Uh, sorry folks, we have here a case of fictional character syndrome. That's where the actor gets so carried away by the role they are playing, that they actually start to think they are the character.

"Oh no! The horrible Goblin of Gryffindor has arrived, but I'll use my 'Krusio', ie. 'Kroosio' spell on it (that's one of those 3 forbidden spells you learn about in 'Harry Potter and the Goblet of Fire' that, once performed on someone, does what Doctor B.'s Brain Drain move does)!"

Wow, your spell looks alot like Doctor B.'s Brain Drain move (told ya so :P).

*At that moment cries of "Look out! Doctor B.'s out of his cage again just like he was in chapter 5!" can be heard across the studio*

*Doctor B. notices Daniel Radcliffe/Harry Potter and yells "How could you copy my move! You shall pay!"*

*At this moment, the faithful old (don't call me old!) [I can call you whatever I want cause I'm the author so shut up!] camera man comes onto the scene, and quickly swings the camera around to where fireswan sits with the host, What's-his-face (What's-his-face is meant to be a purely humerous name) [Yeah, I know, but seeing as you don't have a real name, I shall call you What's-his-face from now on...] (NNNNOOOO!!!)*

"Ok, so I pay you seventy-five percent of my wages if you feed my family?"

Yeah, that's the master plan!

"It seems to me that I get the easy job."

Not really, ya see, I'm a real life character, and your not, so all I have to do is type something like this... *food appears before What's-his-face's family* and the food appears.

"No fair!"

Listen, I'm the author, I make the rules!

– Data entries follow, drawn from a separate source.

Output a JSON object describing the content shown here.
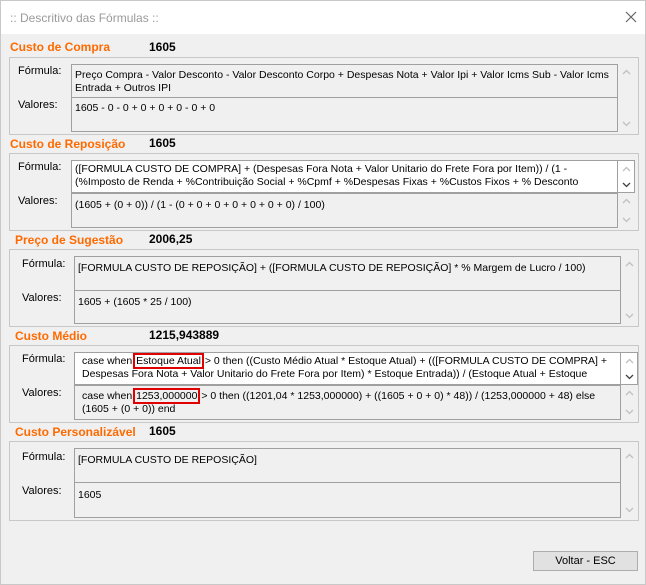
{
  "window": {
    "title": ":: Descritivo das Fórmulas ::"
  },
  "labels": {
    "formula": "Fórmula:",
    "valores": "Valores:"
  },
  "sections": [
    {
      "title": "Custo de Compra",
      "value": "1605",
      "formula": "Preço Compra - Valor Desconto - Valor Desconto Corpo + Despesas Nota + Valor Ipi + Valor Icms Sub - Valor Icms Entrada + Outros IPI",
      "valores": "1605 - 0 - 0 + 0 + 0 + 0 - 0 + 0"
    },
    {
      "title": "Custo de Reposição",
      "value": "1605",
      "formula": "([FORMULA CUSTO DE COMPRA] + (Despesas Fora Nota + Valor Unitario do Frete Fora por Item)) / (1 - (%Imposto de Renda + %Contribuição Social + %Cpmf + %Despesas Fixas + %Custos Fixos + % Desconto",
      "valores": "(1605 + (0 + 0)) / (1 - (0 + 0 + 0 + 0 + 0 + 0 + 0) / 100)"
    },
    {
      "title": "Preço de Sugestão",
      "value": "2006,25",
      "formula": "[FORMULA CUSTO DE REPOSIÇÃO] + ([FORMULA CUSTO DE REPOSIÇÃO] * % Margem de Lucro / 100)",
      "valores": "1605 + (1605 * 25 / 100)"
    },
    {
      "title": "Custo Médio",
      "value": "1215,943889",
      "formula_pre": "case when ",
      "formula_highlight": "Estoque Atual",
      "formula_post": " > 0 then ((Custo Médio Atual * Estoque Atual) + (([FORMULA CUSTO DE COMPRA] + Despesas Fora Nota + Valor Unitario do Frete Fora por Item) * Estoque Entrada)) / (Estoque Atual + Estoque",
      "valores_pre": "case when ",
      "valores_highlight": "1253,000000",
      "valores_post": " > 0 then ((1201,04 * 1253,000000) + ((1605 + 0 + 0) * 48)) / (1253,000000 + 48) else (1605 + (0 + 0)) end"
    },
    {
      "title": "Custo Personalizável",
      "value": "1605",
      "formula": "[FORMULA CUSTO DE REPOSIÇÃO]",
      "valores": "1605"
    }
  ],
  "footer": {
    "close_label": "Voltar - ESC"
  }
}
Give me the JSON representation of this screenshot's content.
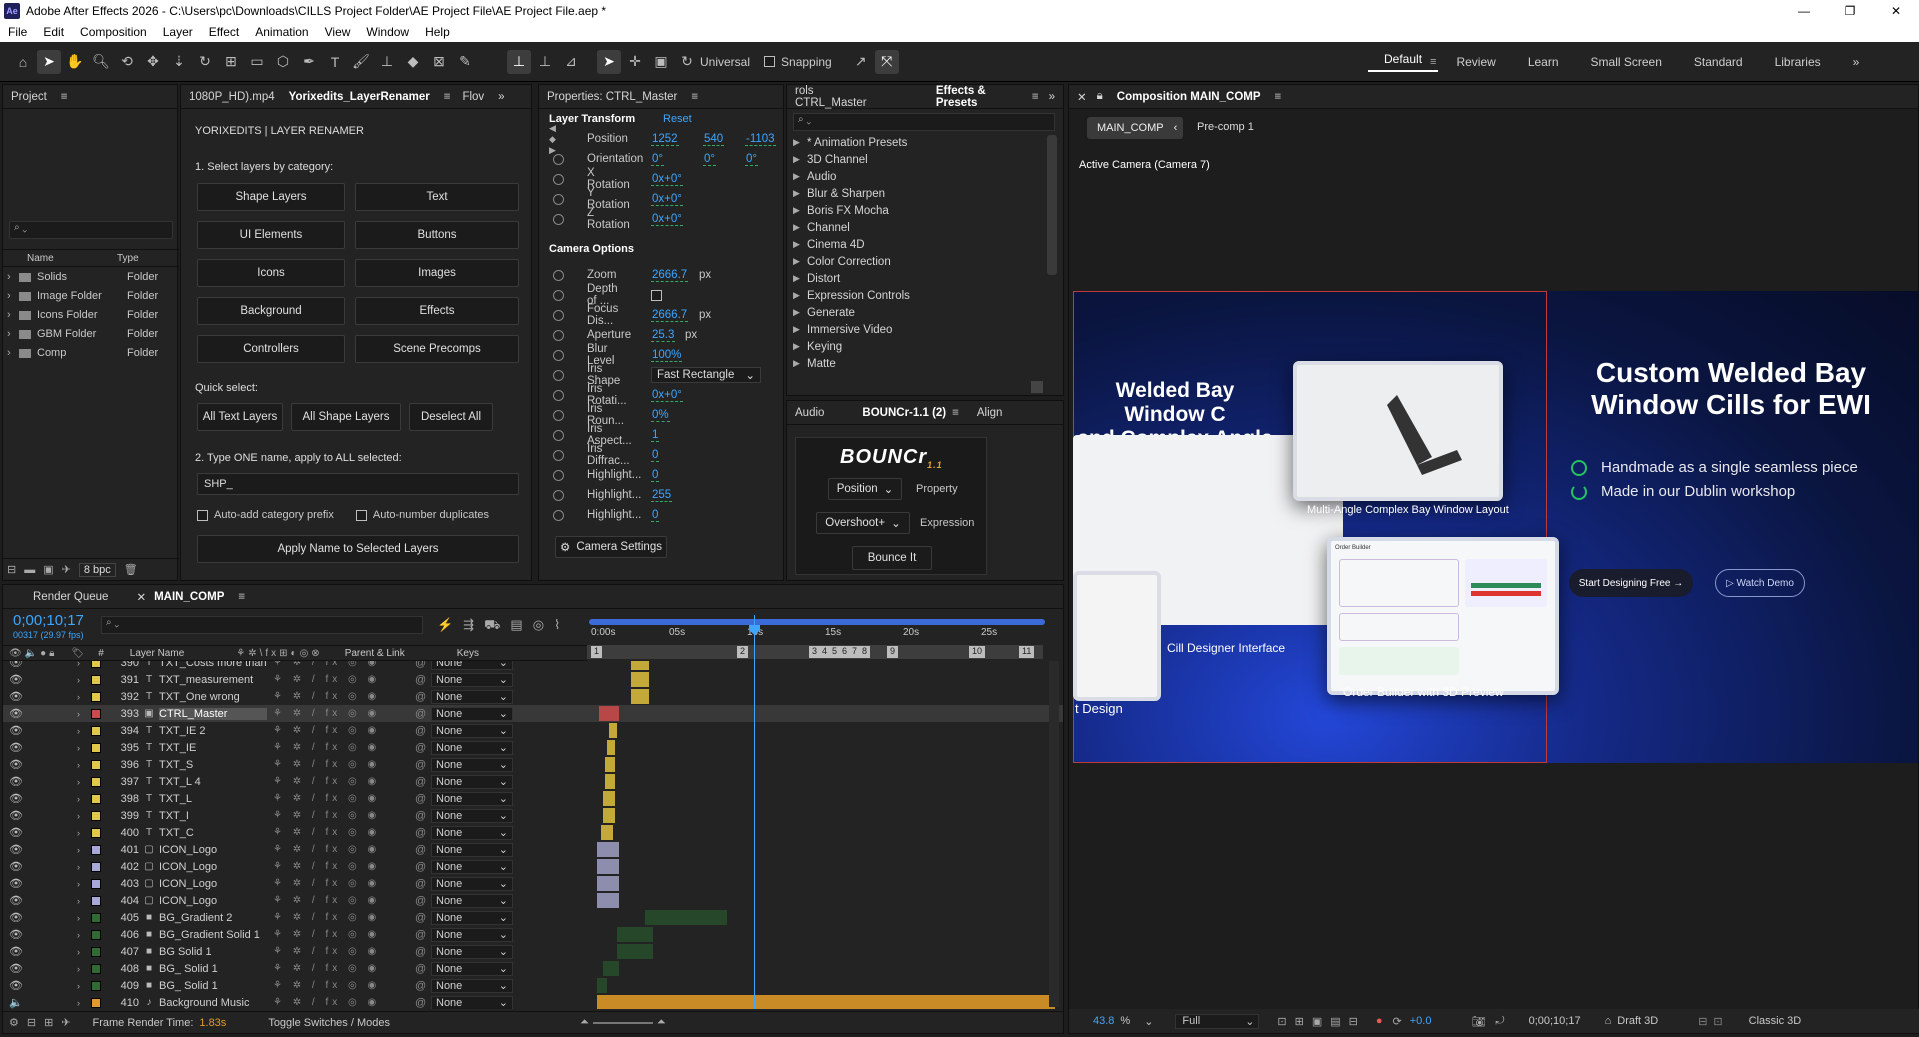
{
  "window": {
    "title": "Adobe After Effects 2026 - C:\\Users\\pc\\Downloads\\CILLS Project Folder\\AE Project File\\AE Project File.aep *",
    "logo": "Ae",
    "min": "—",
    "max": "❐",
    "close": "✕"
  },
  "menu": [
    "File",
    "Edit",
    "Composition",
    "Layer",
    "Effect",
    "Animation",
    "View",
    "Window",
    "Help"
  ],
  "toolbar": {
    "universal": "Universal",
    "snapping": "Snapping",
    "workspaces": [
      "Default",
      "Review",
      "Learn",
      "Small Screen",
      "Standard",
      "Libraries"
    ],
    "more": "»"
  },
  "project": {
    "title": "Project",
    "col_name": "Name",
    "col_type": "Type",
    "items": [
      {
        "name": "Solids",
        "type": "Folder"
      },
      {
        "name": "Image Folder",
        "type": "Folder"
      },
      {
        "name": "Icons Folder",
        "type": "Folder"
      },
      {
        "name": "GBM Folder",
        "type": "Folder"
      },
      {
        "name": "Comp",
        "type": "Folder"
      }
    ],
    "bpc": "8 bpc"
  },
  "renamer": {
    "tabs": [
      "1080P_HD).mp4",
      "Yorixedits_LayerRenamer",
      "Flov"
    ],
    "header": "YORIXEDITS | LAYER RENAMER",
    "step1": "1. Select layers by category:",
    "buttons": [
      "Shape Layers",
      "Text",
      "UI Elements",
      "Buttons",
      "Icons",
      "Images",
      "Background",
      "Effects",
      "Controllers",
      "Scene Precomps"
    ],
    "quick": "Quick select:",
    "quick_buttons": [
      "All Text Layers",
      "All Shape Layers",
      "Deselect All"
    ],
    "step2": "2. Type ONE name, apply to ALL selected:",
    "name_value": "SHP_",
    "opt1": "Auto-add category prefix",
    "opt2": "Auto-number duplicates",
    "apply": "Apply Name to Selected Layers"
  },
  "properties": {
    "title": "Properties: CTRL_Master",
    "section1": "Layer Transform",
    "reset": "Reset",
    "transform": [
      {
        "label": "Position",
        "vals": [
          "1252",
          "540",
          "-1103"
        ]
      },
      {
        "label": "Orientation",
        "vals": [
          "0°",
          "0°",
          "0°"
        ]
      },
      {
        "label": "X Rotation",
        "vals": [
          "0x+0°"
        ]
      },
      {
        "label": "Y Rotation",
        "vals": [
          "0x+0°"
        ]
      },
      {
        "label": "Z Rotation",
        "vals": [
          "0x+0°"
        ]
      }
    ],
    "section2": "Camera Options",
    "camera": [
      {
        "label": "Zoom",
        "val": "2666.7",
        "unit": "px"
      },
      {
        "label": "Depth of ...",
        "val": "",
        "unit": ""
      },
      {
        "label": "Focus Dis...",
        "val": "2666.7",
        "unit": "px"
      },
      {
        "label": "Aperture",
        "val": "25.3",
        "unit": "px"
      },
      {
        "label": "Blur Level",
        "val": "100%",
        "unit": ""
      },
      {
        "label": "Iris Shape",
        "val": "Fast Rectangle",
        "unit": ""
      },
      {
        "label": "Iris Rotati...",
        "val": "0x+0°",
        "unit": ""
      },
      {
        "label": "Iris Roun...",
        "val": "0%",
        "unit": ""
      },
      {
        "label": "Iris Aspect...",
        "val": "1",
        "unit": ""
      },
      {
        "label": "Iris Diffrac...",
        "val": "0",
        "unit": ""
      },
      {
        "label": "Highlight...",
        "val": "0",
        "unit": ""
      },
      {
        "label": "Highlight...",
        "val": "255",
        "unit": ""
      },
      {
        "label": "Highlight...",
        "val": "0",
        "unit": ""
      }
    ],
    "camera_settings": "Camera Settings"
  },
  "effects": {
    "tab_left": "rols CTRL_Master",
    "title": "Effects & Presets",
    "items": [
      "* Animation Presets",
      "3D Channel",
      "Audio",
      "Blur & Sharpen",
      "Boris FX Mocha",
      "Channel",
      "Cinema 4D",
      "Color Correction",
      "Distort",
      "Expression Controls",
      "Generate",
      "Immersive Video",
      "Keying",
      "Matte"
    ]
  },
  "bounce": {
    "tabs": [
      "Audio",
      "BOUNCr-1.1 (2)",
      "Align"
    ],
    "logo": "BOUNCr",
    "ver": "1.1",
    "property_select": "Position",
    "property_label": "Property",
    "expr_select": "Overshoot+",
    "expr_label": "Expression",
    "button": "Bounce It"
  },
  "comp": {
    "title": "Composition MAIN_COMP",
    "crumb1": "MAIN_COMP",
    "crumb2": "Pre-comp 1",
    "camera": "Active Camera (Camera 7)",
    "zoom": "43.8",
    "zoom_unit": "%",
    "resolution": "Full",
    "exposure": "+0.0",
    "timecode": "0;00;10;17",
    "renderer": "Draft 3D",
    "mode": "Classic 3D"
  },
  "art": {
    "left_heading1": "Welded Bay Window C",
    "left_heading2": "and Complex Angle",
    "heading1": "Custom Welded Bay",
    "heading2": "Window Cills for EWI",
    "bullet1": "Handmade as a single seamless piece",
    "bullet2": "Made in our Dublin workshop",
    "cta1": "Start Designing Free →",
    "cta2": "▷ Watch Demo",
    "cap1": "Multi-Angle Complex Bay Window Layout",
    "cap2": "Cill Designer Interface",
    "cap3": "Order Builder with 3D Preview",
    "cap4": "t Design",
    "card_title": "Order Builder"
  },
  "timeline": {
    "tabs": [
      "Render Queue",
      "MAIN_COMP"
    ],
    "timecode": "0;00;10;17",
    "fps": "00317 (29.97 fps)",
    "col_num": "#",
    "col_name": "Layer Name",
    "col_parent": "Parent & Link",
    "col_keys": "Keys",
    "ruler": [
      "0:00s",
      "05s",
      "10s",
      "15s",
      "20s",
      "25s"
    ],
    "markers": [
      "1",
      "2",
      "3",
      "4",
      "5",
      "6",
      "7",
      "8",
      "9",
      "10",
      "11"
    ],
    "layers": [
      {
        "n": "390",
        "type": "T",
        "name": "TXT_Costs more than",
        "color": "#e2c84a",
        "parent": "None"
      },
      {
        "n": "391",
        "type": "T",
        "name": "TXT_measurement",
        "color": "#e2c84a",
        "parent": "None"
      },
      {
        "n": "392",
        "type": "T",
        "name": "TXT_One wrong",
        "color": "#e2c84a",
        "parent": "None"
      },
      {
        "n": "393",
        "type": "cam",
        "name": "CTRL_Master",
        "color": "#c94b4b",
        "parent": "None"
      },
      {
        "n": "394",
        "type": "T",
        "name": "TXT_IE 2",
        "color": "#e2c84a",
        "parent": "None"
      },
      {
        "n": "395",
        "type": "T",
        "name": "TXT_IE",
        "color": "#e2c84a",
        "parent": "None"
      },
      {
        "n": "396",
        "type": "T",
        "name": "TXT_S",
        "color": "#e2c84a",
        "parent": "None"
      },
      {
        "n": "397",
        "type": "T",
        "name": "TXT_L 4",
        "color": "#e2c84a",
        "parent": "None"
      },
      {
        "n": "398",
        "type": "T",
        "name": "TXT_L",
        "color": "#e2c84a",
        "parent": "None"
      },
      {
        "n": "399",
        "type": "T",
        "name": "TXT_I",
        "color": "#e2c84a",
        "parent": "None"
      },
      {
        "n": "400",
        "type": "T",
        "name": "TXT_C",
        "color": "#e2c84a",
        "parent": "None"
      },
      {
        "n": "401",
        "type": "img",
        "name": "ICON_Logo",
        "color": "#a7a7d8",
        "parent": "None"
      },
      {
        "n": "402",
        "type": "img",
        "name": "ICON_Logo",
        "color": "#a7a7d8",
        "parent": "None"
      },
      {
        "n": "403",
        "type": "img",
        "name": "ICON_Logo",
        "color": "#a7a7d8",
        "parent": "None"
      },
      {
        "n": "404",
        "type": "img",
        "name": "ICON_Logo",
        "color": "#a7a7d8",
        "parent": "None"
      },
      {
        "n": "405",
        "type": "solid",
        "name": "BG_Gradient 2",
        "color": "#2f6b33",
        "parent": "None"
      },
      {
        "n": "406",
        "type": "solid",
        "name": "BG_Gradient Solid 1",
        "color": "#2f6b33",
        "parent": "None"
      },
      {
        "n": "407",
        "type": "solid",
        "name": "BG Solid 1",
        "color": "#2f6b33",
        "parent": "None"
      },
      {
        "n": "408",
        "type": "solid",
        "name": "BG_ Solid 1",
        "color": "#2f6b33",
        "parent": "None"
      },
      {
        "n": "409",
        "type": "solid",
        "name": "BG_ Solid 1",
        "color": "#2f6b33",
        "parent": "None"
      },
      {
        "n": "410",
        "type": "audio",
        "name": "Background Music",
        "color": "#e39a2c",
        "parent": "None"
      }
    ],
    "render_time_label": "Frame Render Time:",
    "render_time": "1.83s",
    "toggle": "Toggle Switches / Modes"
  }
}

"Fine! ME SIF NIGH MARE (a little phrase I made up to make people wonder what it means. The information you are about to receive is top secret, and totally confidental. It means 'See if I care!')!"

HA HA!

"Now, tell me fireswan, how DID you come up with the idea for the dojo treasurer and BB?"

I'll never tell you! You'll never know till the next chapter! MWA HA HA HA HA! *cough cough* Oh no! Getting weaker.... School growing stronger..... Going to die..... MUST HAVE MORE HOLIDAYS..... CHOKING..... NEED MEDICAL ATTENTION..... YOU STILL WON'T FIND OUT.... TILL THE NEXT CHAPTER.... MWA HA HA-- *cough cough*

Good old camera man: We'll be right back after these important messages.... AND STOP CALLING ME OLD!

Fireswan: *cough cough* But your 53!

Good old camera man: Good point.....

*~*~*~*~*~*~*~*~

Sorry to all the Harry Potter fans out there who were insulted. And the author accepts no responsibility for emotional or physical trauma which has been brought on by YOU reading HER story, including vomiting with excitement, pissing-your-pants with excitement, and pooing-your-pants with excitement. No hard feelings :D. The author has completely forgot her disclaimers in several chapters, so from now on she may put a disclaimer in, but only for humerous reasons.